In 1968 I was 15 and I was very shy and sheltered for the most part and only really started hanging out with more teens when I turned 15 as I knew I had to get out more. I had a few people I knew locally and used to just ride my bike with them and be typical annoying teens with.
One time when I was 16 we were all hanging out in the local close sitting on the green. We were talking about nothing of much importance but then the subject went towards girls and the guys experiences with them. Some of the guys I knew were braggers claiming they'd been with dozens of girls which we all knew was b.s. and others were more honest saying they'd only been with 1 or 2. After a time we saw a girl Joanne hanging around smoking and she came over to just join us and hang out. She was 17 I didn't know her that well I had only met her briefly through others. She was not generally well liked as people found her overbearing and intimidating she was loud and common as well as vulgar and had a reputation for sleeping around and thought she owned the local area since her 3 older brothers were known for being tough skinhead ex-con types so no one really wanted to get on her bad side.

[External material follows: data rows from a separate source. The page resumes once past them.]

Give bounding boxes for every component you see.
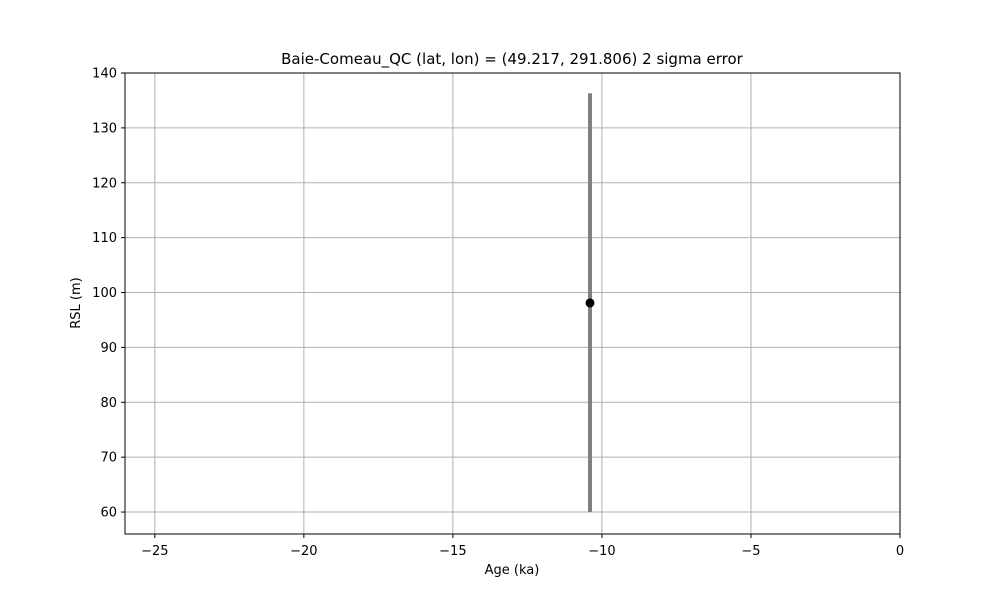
y-tick-label: 90	[100, 341, 117, 356]
y-tick-label: 140	[92, 67, 117, 82]
data-point	[585, 298, 595, 308]
chart-title: Baie-Comeau_QC (lat, lon) = (49.217, 291…	[281, 50, 744, 69]
x-tick-label: −15	[439, 544, 466, 559]
grid-lines	[125, 72, 901, 534]
x-tick-label: −20	[290, 544, 317, 559]
y-tick-label: 60	[100, 506, 117, 521]
y-tick-label: 110	[92, 231, 117, 246]
x-tick-label: −25	[141, 544, 168, 559]
y-tick-label: 70	[100, 451, 117, 466]
x-axis-label: Age (ka)	[485, 563, 540, 578]
x-axis-ticks: −25 −20 −15 −10 −5 0	[141, 534, 904, 559]
y-tick-label: 100	[92, 286, 117, 301]
y-tick-label: 130	[92, 121, 117, 136]
y-tick-label: 80	[100, 396, 117, 411]
plot-frame	[124, 72, 901, 535]
y-tick-label: 120	[92, 176, 117, 191]
plot-marks	[585, 93, 595, 513]
y-axis-label: RSL (m)	[69, 277, 84, 328]
x-tick-label: −5	[741, 544, 760, 559]
x-tick-label: 0	[896, 544, 904, 559]
x-tick-label: −10	[588, 544, 615, 559]
y-axis-ticks: 60 70 80 90 100 110 120 130 140	[92, 67, 125, 521]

The convo continued about girls and it seemed the guys wanted to make their sexual escapades more impressive sounding now there was a girl listening until it came to me. I was asked what I did with a girl and I basically was too honest for my own good and told them 'not a lot' then came some giggles from the guys which I kind of expected. Then Jo said she was not surprised in the least. I get what she meant in the sense I was not the confident jack the lad type that pursued girls . They were just alien to me although I did want a girlfriend like any
normal teen guy but I was brought up to be with a girl I would care for who I would eventually marry. All of a sudden she just said 'time to be a man' and grabbed me by the shirt and pulled me up and walked me off down a road into a side alley;. I could hear my 'friends' laughing in the background. I laughed too thinking she was joking around or something but then pushed me against a wall in the alley and proceeded to undo my belt and pants. At this point I knew she was serious and I told her I didn't want to. Then she got more aggressive and shouted at me if I didn't she'd have the s**t kicked out of me. I knew she could had easily done that too as she could had made up any story she liked about me attacking her and her brothers would had gone looking for me. So anyway she basically threw me on the floor and raped me.
Most guys would consider it a blessing having it done to them but reality of it is very bleak. What also seemed to hurt was for a while I was teased and taunted about it by my 'friends' who seemed to think it was all a joke or just harmless fun when they didn't really realize the damage it did to me and the whole thing was not taken seriously at all especially in the 60's. If I had told a cop he would had just told me 'congrats son' or something. I really felt robbed of my innocence and like my dignity had been tossed into the garbage or something. I even cried myself to sleep for weeks after and I never told my parents or anyone else for that matter. It will always hurt when I remember it .
Anyway all's well that ends well I suppose, I have been happily married for 9 years but people need to see men can be raped too and it can mess them up and its not just women who are victims although granted men are raped a lot less by women but they are still raped and it DOES affect them!
Jo died from a heroin overdose about 25 years later I learned from a reliable source who still lived near where she was. Her sleazy lifestyle ended up killing her. If there is a God and an after life I hope she is at least shown the damage she did to me mentally.